With conflict constantly lurking, inviting humanity to reveal itself, our strange world is worth reflecting upon. Visiting this exhibition, you realise there is as much contrast on this planet as there are pictures. A walk around World Press Photo brings to mind the biggest news of the past year and helps remind you how different certain faiths can be. While one series of photos presents sisters growing up completely carefree in a small isolated bio-energy village in the heart of Europe, another shows how girls living nearly 5,000 kilometres away in eastern Cameroon need to suppress or reverse their breast development as this practice is believed to delay maturity and help prevent rape.

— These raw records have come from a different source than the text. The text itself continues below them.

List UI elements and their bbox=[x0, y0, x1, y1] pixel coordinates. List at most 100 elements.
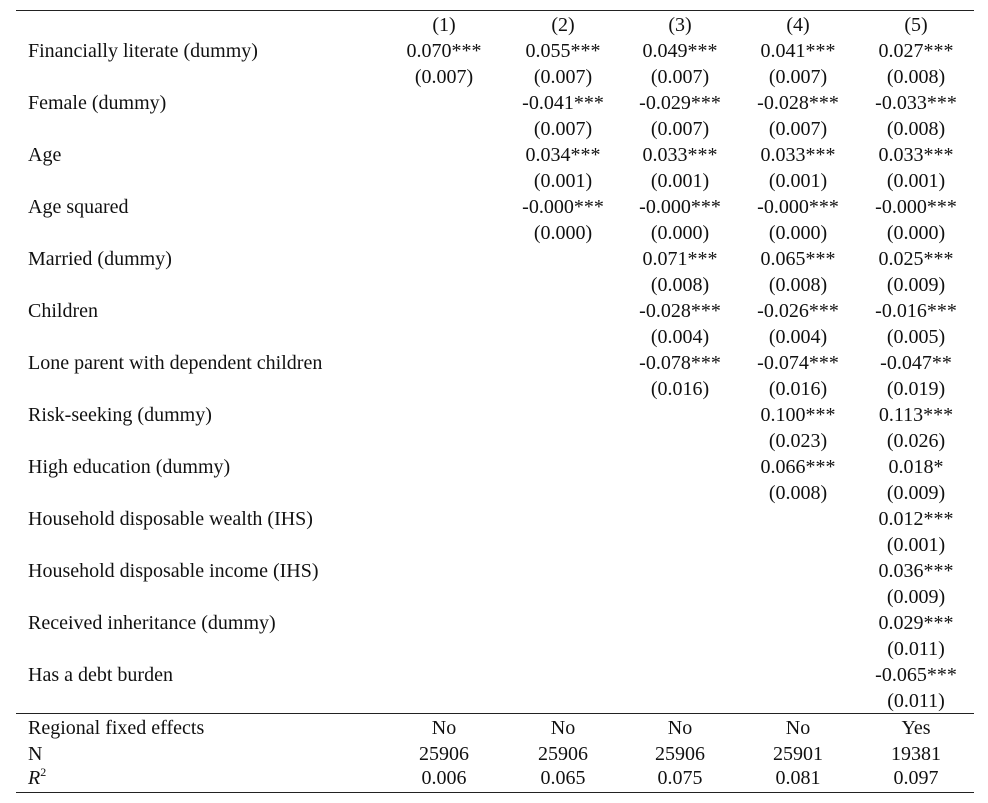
se-row: (0.004) (0.004) (0.005) bbox=[16, 324, 974, 350]
coef-cell bbox=[620, 662, 740, 688]
coef-cell bbox=[503, 350, 623, 376]
se-cell bbox=[503, 480, 623, 506]
se-cell: (0.008) bbox=[886, 66, 946, 88]
se-cell bbox=[384, 584, 504, 610]
se-cell bbox=[503, 688, 623, 714]
coef-cell bbox=[503, 610, 623, 636]
coef-cell: 0.113*** bbox=[878, 404, 954, 426]
coef-cell: -0.000*** bbox=[757, 196, 839, 218]
se-cell bbox=[620, 688, 740, 714]
se-cell: (0.026) bbox=[886, 430, 946, 452]
footer-cell: 0.006 bbox=[421, 767, 467, 789]
se-cell bbox=[620, 480, 740, 506]
se-cell bbox=[503, 428, 623, 454]
coef-cell bbox=[503, 402, 623, 428]
coef-cell bbox=[503, 506, 623, 532]
footer-cell: 25906 bbox=[655, 743, 705, 765]
footer-cell: No bbox=[431, 717, 457, 739]
se-cell bbox=[384, 688, 504, 714]
se-cell: (0.001) bbox=[886, 534, 946, 556]
se-row: (0.011) bbox=[16, 688, 974, 714]
coef-cell bbox=[384, 246, 504, 272]
coef-cell: -0.078*** bbox=[639, 352, 721, 374]
coef-cell bbox=[503, 246, 623, 272]
coef-cell bbox=[384, 90, 504, 116]
coef-cell bbox=[738, 662, 858, 688]
table-mid-rule bbox=[16, 713, 974, 714]
se-cell bbox=[738, 532, 858, 558]
se-cell: (0.007) bbox=[414, 66, 474, 88]
footer-cell: 25906 bbox=[538, 743, 588, 765]
se-cell bbox=[503, 376, 623, 402]
coef-cell: -0.000*** bbox=[875, 196, 957, 218]
column-header-1: (1) bbox=[432, 14, 456, 36]
coef-cell: 0.066*** bbox=[760, 456, 836, 478]
se-cell: (0.011) bbox=[887, 638, 945, 660]
coef-cell bbox=[384, 454, 504, 480]
coef-cell: 0.025*** bbox=[878, 248, 954, 270]
coef-cell bbox=[503, 454, 623, 480]
coef-cell: 0.070*** bbox=[406, 40, 482, 62]
se-row: (0.007) (0.007) (0.007) (0.008) bbox=[16, 116, 974, 142]
footer-cell: 0.065 bbox=[540, 767, 586, 789]
se-cell bbox=[620, 584, 740, 610]
se-cell: (0.009) bbox=[886, 482, 946, 504]
column-header-5: (5) bbox=[904, 14, 928, 36]
coef-cell bbox=[384, 558, 504, 584]
coef-row: Financially literate (dummy) 0.070*** 0.… bbox=[16, 38, 974, 64]
coef-row: Lone parent with dependent children -0.0… bbox=[16, 350, 974, 376]
se-cell: (0.008) bbox=[886, 118, 946, 140]
footer-cell: No bbox=[785, 717, 811, 739]
coef-cell: -0.047** bbox=[880, 352, 952, 374]
coef-cell: -0.026*** bbox=[757, 300, 839, 322]
coef-cell: 0.033*** bbox=[642, 144, 718, 166]
footer-cell: 0.075 bbox=[657, 767, 703, 789]
se-cell: (0.000) bbox=[533, 222, 593, 244]
coef-row: Household disposable income (IHS) 0.036*… bbox=[16, 558, 974, 584]
se-cell bbox=[620, 428, 740, 454]
row-label: Age bbox=[28, 144, 62, 166]
coef-cell bbox=[384, 506, 504, 532]
footer-cell: 0.097 bbox=[893, 767, 939, 789]
coef-cell bbox=[384, 298, 504, 324]
coef-row: Received inheritance (dummy) 0.029*** bbox=[16, 610, 974, 636]
se-cell bbox=[503, 636, 623, 662]
se-cell: (0.000) bbox=[768, 222, 828, 244]
coef-cell: 0.033*** bbox=[878, 144, 954, 166]
coef-cell: -0.028*** bbox=[757, 92, 839, 114]
coef-cell bbox=[384, 402, 504, 428]
coef-cell bbox=[503, 662, 623, 688]
footer-cell: 25901 bbox=[773, 743, 823, 765]
coef-cell bbox=[620, 610, 740, 636]
se-cell bbox=[384, 376, 504, 402]
footer-label: N bbox=[28, 743, 43, 765]
se-cell: (0.009) bbox=[886, 586, 946, 608]
coef-cell bbox=[738, 610, 858, 636]
se-cell: (0.016) bbox=[650, 378, 710, 400]
se-row: (0.008) (0.009) bbox=[16, 480, 974, 506]
se-cell: (0.019) bbox=[886, 378, 946, 400]
footer-label: R2 bbox=[28, 765, 46, 791]
se-cell bbox=[620, 636, 740, 662]
se-cell bbox=[384, 480, 504, 506]
coef-cell: -0.033*** bbox=[875, 92, 957, 114]
coef-cell: 0.071*** bbox=[642, 248, 718, 270]
coef-row: Married (dummy) 0.071*** 0.065*** 0.025*… bbox=[16, 246, 974, 272]
coef-cell: -0.000*** bbox=[522, 196, 604, 218]
coef-cell bbox=[384, 350, 504, 376]
coef-cell bbox=[738, 558, 858, 584]
row-label: Children bbox=[28, 300, 98, 322]
r-squared-symbol: R bbox=[28, 767, 41, 789]
se-cell bbox=[384, 168, 504, 194]
se-cell bbox=[503, 324, 623, 350]
footer-cell: 0.081 bbox=[775, 767, 821, 789]
se-cell bbox=[738, 688, 858, 714]
row-label: Household disposable income (IHS) bbox=[28, 560, 319, 582]
se-cell: (0.004) bbox=[650, 326, 710, 348]
row-label: High education (dummy) bbox=[28, 456, 231, 478]
se-cell: (0.001) bbox=[768, 170, 828, 192]
row-label: Female (dummy) bbox=[28, 92, 167, 114]
se-cell bbox=[384, 272, 504, 298]
coef-cell: 0.027*** bbox=[878, 40, 954, 62]
se-cell: (0.007) bbox=[768, 66, 828, 88]
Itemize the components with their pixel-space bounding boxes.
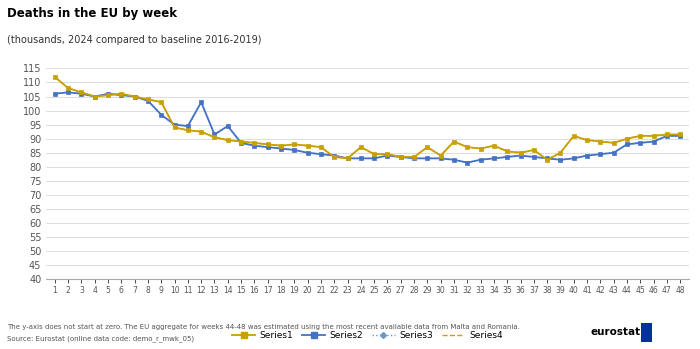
Text: (thousands, 2024 compared to baseline 2016-2019): (thousands, 2024 compared to baseline 20… [7,35,262,45]
Text: eurostat: eurostat [590,327,641,337]
Text: Source: Eurostat (online data code: demo_r_mwk_05): Source: Eurostat (online data code: demo… [7,335,194,342]
Legend: Series1, Series2, Series3, Series4: Series1, Series2, Series3, Series4 [229,328,506,344]
Text: The y-axis does not start at zero. The EU aggregate for weeks 44-48 was estimate: The y-axis does not start at zero. The E… [7,324,520,330]
Text: Deaths in the EU by week: Deaths in the EU by week [7,7,177,20]
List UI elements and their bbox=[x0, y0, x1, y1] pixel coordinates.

The winning photo of the competition, and the first one you see upon entering, was taken by Venezuelan photographer Ronaldo Schemidt of José Víctor Salazar Balza, engulfed in fire amid violent clashes with riot police during a protest against President Nicolás Maduro.
This year, several photo series present the many terrorist attacks that took place during the past months. Those by US photographer David Becker show the aftermath of the Route 91 Harvest Country Music Festival, when gruesome gunman Stephen Paddock opened fire on a crowd of 22,000 concertgoers. On March 22, Khalid Masood drove a rented SUV along the pavement of Westminster Bridge, near the Houses of Parliament in central London. UK photographer Toby Melville was at the right place at the right time to capture passers-by comforting and helping those injured in the attack.

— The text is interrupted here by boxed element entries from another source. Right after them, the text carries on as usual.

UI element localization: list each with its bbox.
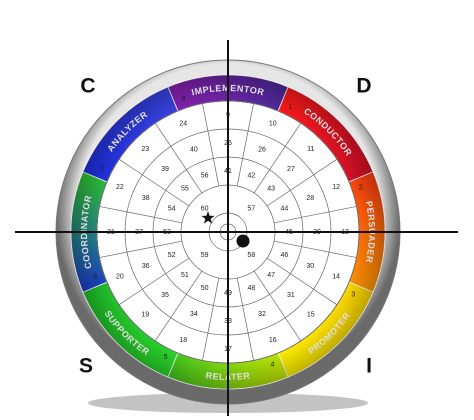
cell-number: 19 [141, 312, 149, 319]
quadrant-letter: C [80, 75, 95, 98]
cell-number: 20 [116, 274, 124, 281]
cell-number: 11 [307, 146, 314, 153]
star-marker [201, 211, 215, 224]
cell-number: 15 [307, 312, 315, 319]
cell-number: 38 [142, 195, 150, 202]
spoke [118, 158, 190, 207]
cell-number: 16 [269, 337, 277, 344]
cell-number: 39 [161, 166, 169, 173]
spoke [266, 257, 338, 306]
spoke [274, 206, 357, 224]
cell-number: 43 [267, 186, 275, 193]
cell-number: 57 [247, 206, 255, 213]
cell-number: 51 [181, 272, 189, 279]
spoke [154, 270, 203, 342]
spoke [253, 270, 302, 342]
cell-number: 36 [142, 263, 150, 270]
cell-number: 58 [247, 252, 255, 259]
dot-marker [236, 234, 250, 248]
cell-number: 60 [201, 206, 209, 213]
spoke [99, 206, 182, 224]
cell-number: 34 [190, 311, 198, 318]
cell-number: 52 [168, 252, 176, 259]
cell-number: 31 [287, 292, 295, 299]
cell-number: 23 [141, 146, 149, 153]
cell-number: 35 [161, 292, 169, 299]
spoke [118, 257, 190, 306]
cell-number: 56 [201, 172, 209, 179]
spoke [236, 103, 254, 186]
spoke [266, 158, 338, 207]
spoke [274, 240, 357, 258]
cell-number: 22 [116, 184, 124, 191]
cell-number: 26 [258, 147, 266, 154]
cell-number: 42 [247, 172, 255, 179]
cell-number: 30 [306, 263, 314, 270]
cell-number: 18 [179, 337, 187, 344]
quadrant-letter: S [79, 355, 93, 378]
spoke [154, 122, 203, 194]
cell-number: 47 [267, 272, 275, 279]
cell-number: 50 [201, 285, 209, 292]
cell-number: 54 [168, 206, 176, 213]
cell-number: 40 [190, 147, 198, 154]
quadrant-letter: I [366, 355, 372, 378]
cell-number: 59 [201, 252, 209, 259]
cell-number: 32 [258, 311, 266, 318]
cell-number: 12 [332, 184, 340, 191]
spoke [99, 240, 182, 258]
cell-number: 44 [280, 206, 288, 213]
spoke [202, 278, 220, 361]
quadrant-letter: D [356, 75, 371, 98]
cell-number: 10 [269, 121, 277, 128]
cell-number: 55 [181, 186, 189, 193]
spoke [236, 278, 254, 361]
cell-number: 24 [179, 121, 187, 128]
cell-number: 14 [332, 274, 340, 281]
cell-number: 46 [280, 252, 288, 259]
cell-number: 28 [306, 195, 314, 202]
spoke [202, 103, 220, 186]
cell-number: 48 [247, 285, 255, 292]
cell-number: 27 [287, 166, 295, 173]
spoke [253, 122, 302, 194]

On a more positive note, a stand-out series by Anna Boyiazis from the USA shows girls learning to swim off the coasts of Zanzibar wearing full-length swimsuits. Girls there are discouraged from learning this skill, largely because of the strictures of a conservative Islamic culture and the absence of modest swimwear.
A novelty for 2018 is that the exhibition also presents the winners of the Digital Storytelling category – their short films are on view in the room that divides the exhibition in half – and, as a new category, Environment has been introduced, with nature photos featuring in the second room.
Altogether 73,044 photos were entered for the competition by 4,548 photographers from 125 countries. An international jury then selected the best 134 photos for the travelling display. The photos are on view until October 23rd at the National Museum, with longer opening hours on Fridays and Saturdays. The accompanying exhibition collates the most beautiful nature photos from the past 25 years.